Massachusetts has enacted detailed data security regulations that will apply to anyone who owns, licenses, stores or maintains “personal information” about a Massachusetts resident and require compliance by January 1, 2009.
In an ongoing state response to the TJX data compromise, the Massachusetts Department of Consumer Affairs and Business Regulation recently issued data security regulations. While federal laws affecting various industries and many states have enacted data security requirements, to date these have been somewhat generic, requiring administrative, technical and physical safeguards. In 2007, Minnesota enacted legislation that was more specific, addressing the protection of magnetic stripe data on credit and debit cards. The Minnesota law imposes liability on merchants who have a security breach involving magnetic stripe data that is retained for more than 48 hours after authorization.
Massachusetts has taken this one step further by enacting regulations with detailed requirements for the protection of “personal information”. While companies faced with PCI compliance have addressed many of these protections for credit card information, they may not have addressed these requirements as they relate to social security numbers. The following summarizes the applicability and obligations under these new requirements:
Applicability: Applies to all persons or entities that own, license, store or maintain personal information about a Massachusetts resident. This applies to both paper and electronic records. This will affect companies that have employees/associates who are residents of Massachusetts and possibly could affect companies that store or maintain “personal information” about customers who are residents of Massachusetts.
Effective Date: January 1, 2009.
Personal Information Affected: “Personal information” is defined as an individual’s name in combination with his or her Social Security number, driver’s license number, financial account number, or credit or debit card number.
Security Program Requirements (paper and electronic records with “personal information”):
General Requirement: For records containing “personal information,” develop, implement, maintain and monitor a comprehensive, written information security program that is consistent with industry standards, taking into account the size, scope and type of business, the amount of resources available to the business, and the amount of stored data.

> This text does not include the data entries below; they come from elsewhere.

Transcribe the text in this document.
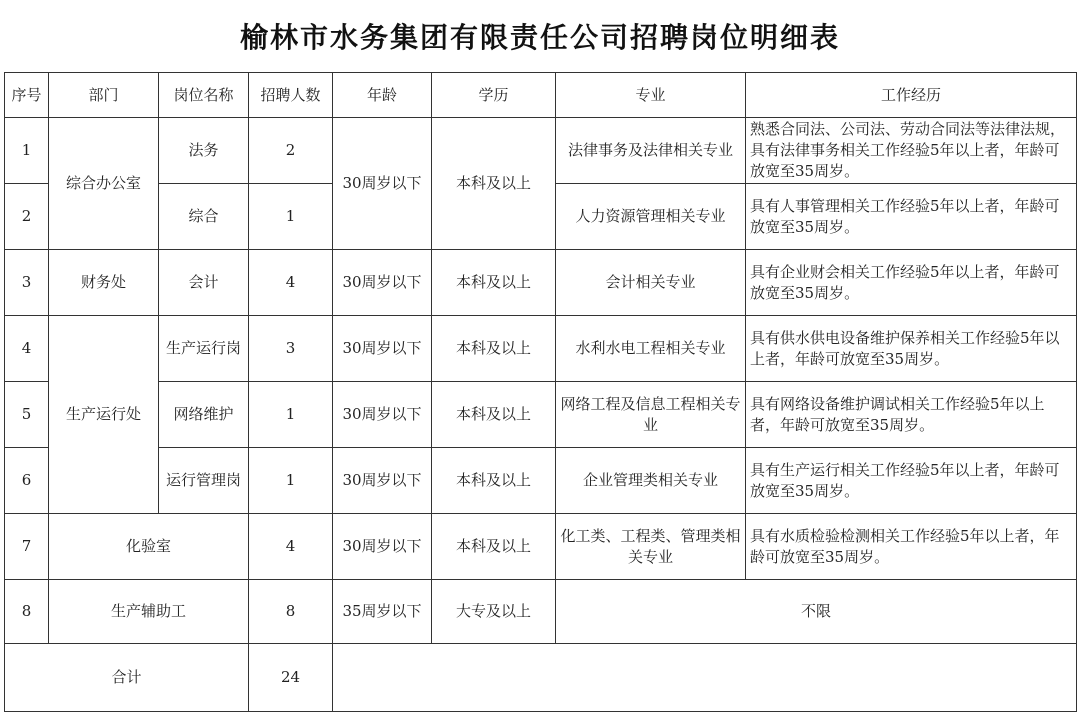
榆林市水务集团有限责任公司招聘岗位明细表
序号	部门	岗位名称	招聘人数	年龄	学历	专业	工作经历
1	综合办公室	法务	2	30周岁以下	本科及以上	法律事务及法律相关专业	熟悉合同法、公司法、劳动合同法等法律法规，具有法律事务相关工作经验5年以上者，年龄可放宽至35周岁。
2		综合	1			人力资源管理相关专业	具有人事管理相关工作经验5年以上者，年龄可放宽至35周岁。
3	财务处	会计	4	30周岁以下	本科及以上	会计相关专业	具有企业财会相关工作经验5年以上者，年龄可放宽至35周岁。
4	生产运行处	生产运行岗	3	30周岁以下	本科及以上	水利水电工程相关专业	具有供水供电设备维护保养相关工作经验5年以上者，年龄可放宽至35周岁。
5		网络维护	1	30周岁以下	本科及以上	网络工程及信息工程相关专业	具有网络设备维护调试相关工作经验5年以上者，年龄可放宽至35周岁。
6		运行管理岗	1	30周岁以下	本科及以上	企业管理类相关专业	具有生产运行相关工作经验5年以上者，年龄可放宽至35周岁。
7	化验室		4	30周岁以下	本科及以上	化工类、工程类、管理类相关专业	具有水质检验检测相关工作经验5年以上者，年龄可放宽至35周岁。
8	生产辅助工		8	35周岁以下	大专及以上	不限	
合计			24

Specific Requirements: The regulations also require implementation of the following specific safeguards, most of which have not been a part of explicit security requirements under previous state data security programs (although some may have been implied):
Appointing one or more employees to maintain the information security program;
- Limiting the amount and time of retention of “personal information” to what is necessary to achieve the purpose for which is collected;
- Ongoing employee training and disciplinary measures for violation of the program;
- Addressing access from the perspective of how employees should be allowed to keep, access and transport records with “personal information,” how to prevent terminated employee access and limiting physical access (locked facilities, storage areas or containers);
- Implementation of intrusion detection and intrusion prevention (for paper and electronic records);
- Identifying paper and electronic records, computing systems, storage media (including laptops and portable devices) where “personal information” is stored;
- Contractually requiring service providers to properly protect “personal information.” This includes obtaining written certification from service providers that they have a compliant written information security program;
- Documenting responsive actions to a breach of “personal information” and post-incident review; and
- Reviewing the information security program annually and revising as necessary to limit risks.
Computer System Security Requirements (electronic storage or transmission): Specific requirements for electronically stored or transmitted “personal information” are also included and require the following, at a minimum:
- To the extent technically feasible, encryption of all “personal information” that will travel over public networks, encryption of all data transmitted wirelessly;
- Encryption of all “personal information” stored on laptops or other portable devices;
- Secure authentication protocols - control of user IDs, a secure method of assigning passwords, blocking access to user identification after multiple attempts and restricting access to active user accounts;
- Secure access control measures that restrict access to “personal information” to those with a need-to-know and assign unique passwords that are not vendor supplied;
- Monitoring of systems for unauthorized use or access to “personal information”;
- Up to date firewall protection and up to date patches and virus definitions (including antivirus software with malware protection); and
- Employee training on the proper use of the computer security system and the importance of data security.
Enforcement: These regulations were promulgated under the Massachusetts breach notification law, Chapter 93H, which went into effect October 31, 2007. This statute authorizes the Massachusetts Attorney General to bring actions for violations of this law pursuant to its authority under Massachusetts’ consumer protection law. The Massachusetts Attorney General may seek injunctive relief and, in some instances, civil penalties.